Canadian Olympic Committee (COC) secretary general David Shoemaker has admitted there are concerns over the human rights situation in China, but played down suggestions the country may boycott the Beijing 2022 Winter Olympic Games.
Politicians in several countries have made calls for a boycott of the Games due to the alleged human rights abuse in Hong Kong and of Uyghur Muslims.
Conservative politician Michael Chong, a member of Canada’s main opposition party, has urged the Government to consider a boycott.
Former Canadian foreign affairs minister Francois-Philippe Champagne, however, has suggested the decision is one for the COC to make.
Shoemaker told CTV News that Canada is preparing to compete at the Games.
The COC secretary general acknowledged the situation in China was a concern, but believe a boycott of the Games would be counterproductive.

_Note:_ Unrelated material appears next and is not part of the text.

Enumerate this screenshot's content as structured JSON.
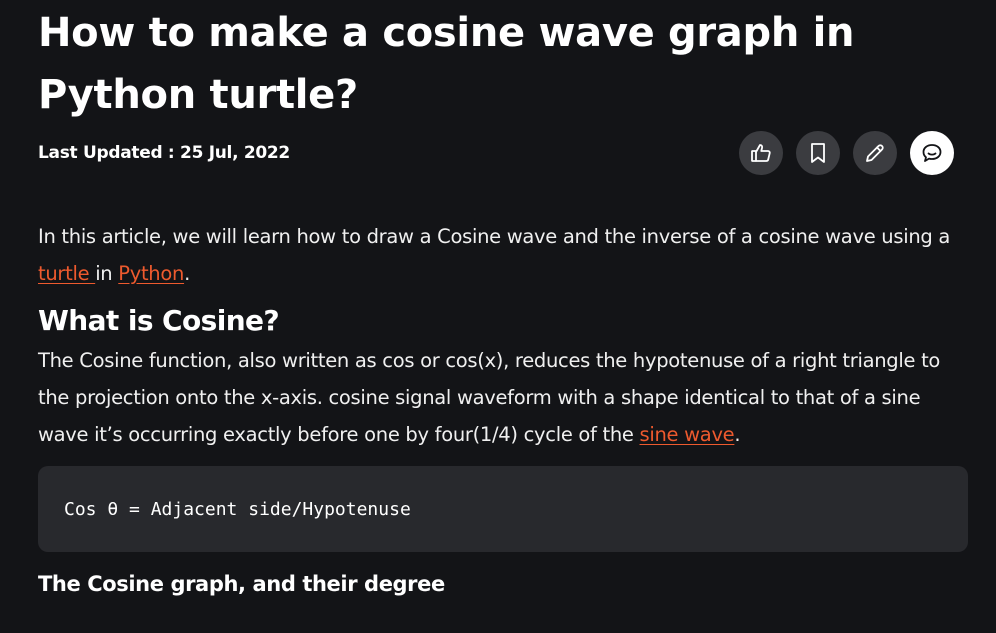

"We have concerns about what we are hearing is occurring in the host country and we know the Government of Canada is addressing these issues on a government-to-government basis," Shoemaker told CTV News.
"The COC believes sport has a unique power to bring the world together, to create dialogue and build understanding through important people-to-people connections.
"Past Olympic boycotts such as Moscow 1980 and Los Angeles 1984 punished athletes, further entrenched governments in their positions, and achieved little else.
"If the end goal is to see a change, we believe a boycott would be counterproductive."
Politicians from Britain, Australia and the United States have called for a boycott due to the alleged human rights abuse in Hong Kong and of Uyghur Muslims, accusations China has repeatedly denied.
The British and United States Governments previously boycotted the Sochi 2014 Paralympics, with no politicians attending the Games following Russia's intervention in Crimea a week prior to the opening of the event.
Teams from both countries were represented at the Games.
The United Nations estimates that at least one million Uyghurs and other indigenous Muslims have been detained in "counterextremism centres" in Xinjiang.
A coalition representing Tibetan, Uyghur, Hong Kong and Chinese Democracy groups held a meeting with International Olympic Committee (IOC) officials in October as they called for the 2022 Games to be moved over the allegations.
Students for a Free Tibet, We The Hongkongers, International Tibet Network, World Uyghur Congress, and Humanitarian China/China Against the Death Penalty were among the organisations represented in the coalition.